Shaun McCoshum collected and weighed monarch butterflies before releasing them as part of his at-home scientific approach to gardening.Credit: Shaun McCoshum
Scientific knowledge and skills can also enhance other hobbies that take place outside the home. Rosalie Phillips, a mechanical engineer at medical-equipment company Agiliti in Milwaukee, Wisconsin, spends most of her days prototyping health tools, a role that requires both a computer and physical engineering work. But over the past few years, she has been leaning into hands-on projects outside work, exploring the world of glass neon. It’s meant to be a creative outlet, but she is applying what she’s learnt throughout her education and career.

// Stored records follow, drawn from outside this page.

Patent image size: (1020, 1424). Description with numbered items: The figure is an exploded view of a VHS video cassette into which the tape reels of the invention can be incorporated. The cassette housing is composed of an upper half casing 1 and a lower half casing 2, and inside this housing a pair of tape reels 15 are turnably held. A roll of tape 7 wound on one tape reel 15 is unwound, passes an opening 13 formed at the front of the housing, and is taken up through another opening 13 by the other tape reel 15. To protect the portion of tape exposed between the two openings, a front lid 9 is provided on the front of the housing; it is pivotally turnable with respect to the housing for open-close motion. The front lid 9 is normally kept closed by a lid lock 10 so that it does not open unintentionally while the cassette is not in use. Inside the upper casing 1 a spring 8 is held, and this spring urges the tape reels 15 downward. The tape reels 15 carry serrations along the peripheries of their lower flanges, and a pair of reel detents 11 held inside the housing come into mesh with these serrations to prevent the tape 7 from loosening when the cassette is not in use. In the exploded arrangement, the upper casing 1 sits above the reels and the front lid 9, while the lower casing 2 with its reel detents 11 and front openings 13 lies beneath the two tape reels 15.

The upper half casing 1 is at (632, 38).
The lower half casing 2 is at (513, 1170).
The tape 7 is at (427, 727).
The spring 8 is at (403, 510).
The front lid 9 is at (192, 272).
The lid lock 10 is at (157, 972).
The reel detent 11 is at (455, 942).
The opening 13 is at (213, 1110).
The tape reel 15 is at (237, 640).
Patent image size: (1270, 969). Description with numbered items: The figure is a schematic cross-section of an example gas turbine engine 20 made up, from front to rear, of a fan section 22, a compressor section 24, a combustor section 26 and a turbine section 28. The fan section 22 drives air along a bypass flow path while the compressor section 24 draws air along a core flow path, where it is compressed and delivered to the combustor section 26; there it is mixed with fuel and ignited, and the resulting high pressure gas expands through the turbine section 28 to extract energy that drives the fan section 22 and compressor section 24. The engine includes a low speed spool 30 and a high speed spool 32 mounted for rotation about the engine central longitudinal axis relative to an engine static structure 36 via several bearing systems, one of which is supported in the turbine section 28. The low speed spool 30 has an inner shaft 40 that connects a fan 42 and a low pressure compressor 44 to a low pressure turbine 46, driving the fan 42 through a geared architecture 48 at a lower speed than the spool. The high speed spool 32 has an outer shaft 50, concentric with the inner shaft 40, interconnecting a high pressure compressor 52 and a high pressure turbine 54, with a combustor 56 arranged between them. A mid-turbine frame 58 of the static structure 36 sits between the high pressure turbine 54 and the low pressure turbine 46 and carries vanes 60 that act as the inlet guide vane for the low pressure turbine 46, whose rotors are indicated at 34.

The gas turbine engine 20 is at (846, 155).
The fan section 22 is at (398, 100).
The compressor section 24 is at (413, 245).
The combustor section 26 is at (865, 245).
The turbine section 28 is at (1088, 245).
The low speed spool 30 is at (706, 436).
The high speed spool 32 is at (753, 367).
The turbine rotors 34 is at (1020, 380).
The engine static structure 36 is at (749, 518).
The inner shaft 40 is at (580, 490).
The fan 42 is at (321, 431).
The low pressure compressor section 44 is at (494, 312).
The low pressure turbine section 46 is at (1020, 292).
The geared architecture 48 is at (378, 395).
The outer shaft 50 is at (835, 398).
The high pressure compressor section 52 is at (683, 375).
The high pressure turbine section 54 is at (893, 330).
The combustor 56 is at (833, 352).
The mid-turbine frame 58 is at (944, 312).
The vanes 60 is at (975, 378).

“One of the biggest things that I take from my day-to-day is the practical spatial understanding,” she explains. The complex glass tubing that holds the neon in place often needs to be delicately and deliberately shaped. “You can rarely bend them in precise order,” says Phillips. “You have to plan five steps ahead to make sure that nothing conflicts with itself.”
Similarly, she says, engineers learn to be meticulous with their projects because if they mess something up, they have to spend several hours getting back to the point at which they can try again. “The desire to make sure you’re measuring everything and setting everything up so that when you do it, you’re setting yourself up for success, is definitely learned from mechanical engineering,” she says.